Synthesis and crystal structure of a pentacoordinate 1,2-oxagermetanide

Abstract

A pentacoordinate 1,2-oxagermetanide 1, K + 18-crown-6 [−C 6H 4C(CF 3) 2O−]GePh[−CH(CH 2 tBu)C(CF 3) 2O−] −, was quantitatively synthesized as a colourless block (m.p. 217–218°C (decomp.)) by deprotonation of the corresponding ß-hydroxygermane 2, [−C 6H 4C(CF 3) 2O−]GePhCH(CH 2 tBu)C(CF 3) 2OH, which can be prepared by unique cycloelimination of benzene from o-HO(CF 3) 2CC 6H 4GePh 2[CH(CH 2 tBu)C(CF 3) 2OH] ( 3).
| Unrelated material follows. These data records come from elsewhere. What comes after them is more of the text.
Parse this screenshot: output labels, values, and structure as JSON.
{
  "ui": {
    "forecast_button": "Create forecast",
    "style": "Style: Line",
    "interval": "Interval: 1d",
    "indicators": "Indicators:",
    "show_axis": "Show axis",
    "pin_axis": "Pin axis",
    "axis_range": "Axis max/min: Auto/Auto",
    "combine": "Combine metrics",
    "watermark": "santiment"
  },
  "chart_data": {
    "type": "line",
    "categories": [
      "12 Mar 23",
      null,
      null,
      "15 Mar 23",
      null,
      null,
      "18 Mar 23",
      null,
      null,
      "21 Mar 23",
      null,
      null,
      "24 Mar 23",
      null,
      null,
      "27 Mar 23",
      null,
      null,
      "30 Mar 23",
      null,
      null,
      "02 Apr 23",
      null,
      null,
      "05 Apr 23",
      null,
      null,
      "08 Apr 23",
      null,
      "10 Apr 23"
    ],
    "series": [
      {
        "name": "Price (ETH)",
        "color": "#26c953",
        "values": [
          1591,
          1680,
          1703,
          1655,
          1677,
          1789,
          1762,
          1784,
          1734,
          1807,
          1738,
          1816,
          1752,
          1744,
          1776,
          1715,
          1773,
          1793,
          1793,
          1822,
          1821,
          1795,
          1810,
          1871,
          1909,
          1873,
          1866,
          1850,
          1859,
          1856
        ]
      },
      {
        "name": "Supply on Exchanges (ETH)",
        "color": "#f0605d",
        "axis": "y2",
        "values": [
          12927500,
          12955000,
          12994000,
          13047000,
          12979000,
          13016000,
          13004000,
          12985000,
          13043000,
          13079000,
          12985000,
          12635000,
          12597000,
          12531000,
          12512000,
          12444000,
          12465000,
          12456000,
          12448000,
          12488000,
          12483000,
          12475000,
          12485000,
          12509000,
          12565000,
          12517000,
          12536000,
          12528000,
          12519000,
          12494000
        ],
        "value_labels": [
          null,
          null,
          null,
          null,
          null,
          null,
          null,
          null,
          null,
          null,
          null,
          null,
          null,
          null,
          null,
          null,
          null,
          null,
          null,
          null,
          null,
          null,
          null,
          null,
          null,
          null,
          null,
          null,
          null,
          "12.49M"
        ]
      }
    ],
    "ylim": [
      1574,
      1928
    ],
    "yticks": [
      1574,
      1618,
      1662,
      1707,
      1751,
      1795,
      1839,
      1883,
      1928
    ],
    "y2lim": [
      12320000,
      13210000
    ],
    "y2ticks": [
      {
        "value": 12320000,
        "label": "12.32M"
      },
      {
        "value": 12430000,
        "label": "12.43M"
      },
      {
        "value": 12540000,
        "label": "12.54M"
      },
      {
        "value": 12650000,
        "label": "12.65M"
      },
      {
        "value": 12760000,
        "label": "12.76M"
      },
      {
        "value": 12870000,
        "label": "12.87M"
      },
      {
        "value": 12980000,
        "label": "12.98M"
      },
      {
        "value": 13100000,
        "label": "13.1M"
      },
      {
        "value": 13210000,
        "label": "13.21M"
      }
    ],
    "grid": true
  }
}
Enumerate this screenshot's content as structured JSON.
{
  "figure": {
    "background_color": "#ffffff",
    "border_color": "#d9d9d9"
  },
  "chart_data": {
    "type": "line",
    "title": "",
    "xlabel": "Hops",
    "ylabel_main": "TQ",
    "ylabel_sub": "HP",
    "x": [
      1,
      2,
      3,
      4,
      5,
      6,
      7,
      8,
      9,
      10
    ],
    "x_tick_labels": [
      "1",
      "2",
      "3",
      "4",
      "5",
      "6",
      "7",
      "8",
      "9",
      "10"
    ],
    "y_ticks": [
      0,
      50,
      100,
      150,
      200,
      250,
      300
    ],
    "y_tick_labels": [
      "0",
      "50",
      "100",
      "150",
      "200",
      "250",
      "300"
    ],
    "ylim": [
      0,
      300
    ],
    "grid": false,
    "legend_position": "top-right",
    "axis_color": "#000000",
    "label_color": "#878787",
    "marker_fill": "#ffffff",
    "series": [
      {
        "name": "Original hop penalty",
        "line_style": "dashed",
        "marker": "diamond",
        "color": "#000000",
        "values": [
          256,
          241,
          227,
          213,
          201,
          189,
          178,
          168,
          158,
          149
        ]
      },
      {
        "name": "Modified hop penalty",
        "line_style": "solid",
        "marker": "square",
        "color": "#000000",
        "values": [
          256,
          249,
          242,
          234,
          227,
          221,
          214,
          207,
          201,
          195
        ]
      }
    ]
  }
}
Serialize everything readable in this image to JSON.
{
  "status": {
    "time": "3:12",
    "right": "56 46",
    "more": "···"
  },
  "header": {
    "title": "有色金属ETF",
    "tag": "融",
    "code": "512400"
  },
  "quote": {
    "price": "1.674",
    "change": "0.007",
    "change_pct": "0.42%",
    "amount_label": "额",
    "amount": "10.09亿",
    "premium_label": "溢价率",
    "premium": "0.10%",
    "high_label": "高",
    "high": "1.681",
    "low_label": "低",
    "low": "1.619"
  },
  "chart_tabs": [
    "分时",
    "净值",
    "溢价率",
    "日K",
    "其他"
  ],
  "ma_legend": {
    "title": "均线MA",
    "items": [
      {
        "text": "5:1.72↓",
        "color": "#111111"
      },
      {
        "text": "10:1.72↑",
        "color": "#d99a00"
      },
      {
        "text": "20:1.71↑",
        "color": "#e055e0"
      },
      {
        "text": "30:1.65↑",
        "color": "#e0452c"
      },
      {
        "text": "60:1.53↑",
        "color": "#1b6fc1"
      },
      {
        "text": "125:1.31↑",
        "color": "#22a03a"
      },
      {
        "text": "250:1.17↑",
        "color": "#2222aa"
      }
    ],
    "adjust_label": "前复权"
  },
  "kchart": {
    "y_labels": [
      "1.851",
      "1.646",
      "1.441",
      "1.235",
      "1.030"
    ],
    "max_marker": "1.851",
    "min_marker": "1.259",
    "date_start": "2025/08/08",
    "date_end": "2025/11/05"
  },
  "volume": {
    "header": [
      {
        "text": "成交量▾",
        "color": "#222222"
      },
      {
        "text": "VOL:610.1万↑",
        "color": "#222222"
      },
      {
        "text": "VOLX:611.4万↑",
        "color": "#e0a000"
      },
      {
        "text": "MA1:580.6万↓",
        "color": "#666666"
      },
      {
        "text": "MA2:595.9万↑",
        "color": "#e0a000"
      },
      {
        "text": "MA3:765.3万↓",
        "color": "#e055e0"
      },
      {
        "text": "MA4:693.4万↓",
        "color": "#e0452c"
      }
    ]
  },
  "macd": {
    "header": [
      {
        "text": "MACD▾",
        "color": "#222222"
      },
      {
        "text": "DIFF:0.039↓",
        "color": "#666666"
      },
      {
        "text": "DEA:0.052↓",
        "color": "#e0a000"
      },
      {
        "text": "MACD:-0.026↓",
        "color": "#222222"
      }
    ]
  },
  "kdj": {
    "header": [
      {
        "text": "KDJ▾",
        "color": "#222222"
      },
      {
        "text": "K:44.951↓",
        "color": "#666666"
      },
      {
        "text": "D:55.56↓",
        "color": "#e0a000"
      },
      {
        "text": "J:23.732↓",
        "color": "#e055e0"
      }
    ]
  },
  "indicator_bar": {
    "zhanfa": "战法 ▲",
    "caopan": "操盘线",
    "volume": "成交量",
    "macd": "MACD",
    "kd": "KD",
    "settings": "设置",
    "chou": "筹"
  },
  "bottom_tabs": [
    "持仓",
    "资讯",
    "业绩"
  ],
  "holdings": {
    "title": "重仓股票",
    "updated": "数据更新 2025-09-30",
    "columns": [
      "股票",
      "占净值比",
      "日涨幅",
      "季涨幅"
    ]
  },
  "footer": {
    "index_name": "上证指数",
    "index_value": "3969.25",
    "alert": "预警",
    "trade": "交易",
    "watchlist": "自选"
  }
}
On heating in CD 3CN at 150°C for 30 days, 1 equilibrates with another diastereomer 4 and then undergoes the Peterson-type reaction to give the corresponding olefin 5, (F 3C) 2C=CHCH 2 tBu (13%), and its double-bond migrated isomer 6, (F 3C) 2CHCH=CH tBu (33%). The yields of the olefins 5 and 6 are not very high, because their polymerization takes place under the reaction conditions. X-ray crystallographic analysis of 1 shows that it has a distorted trigonal bipyramidal structure with two oxygen atoms at apical positions.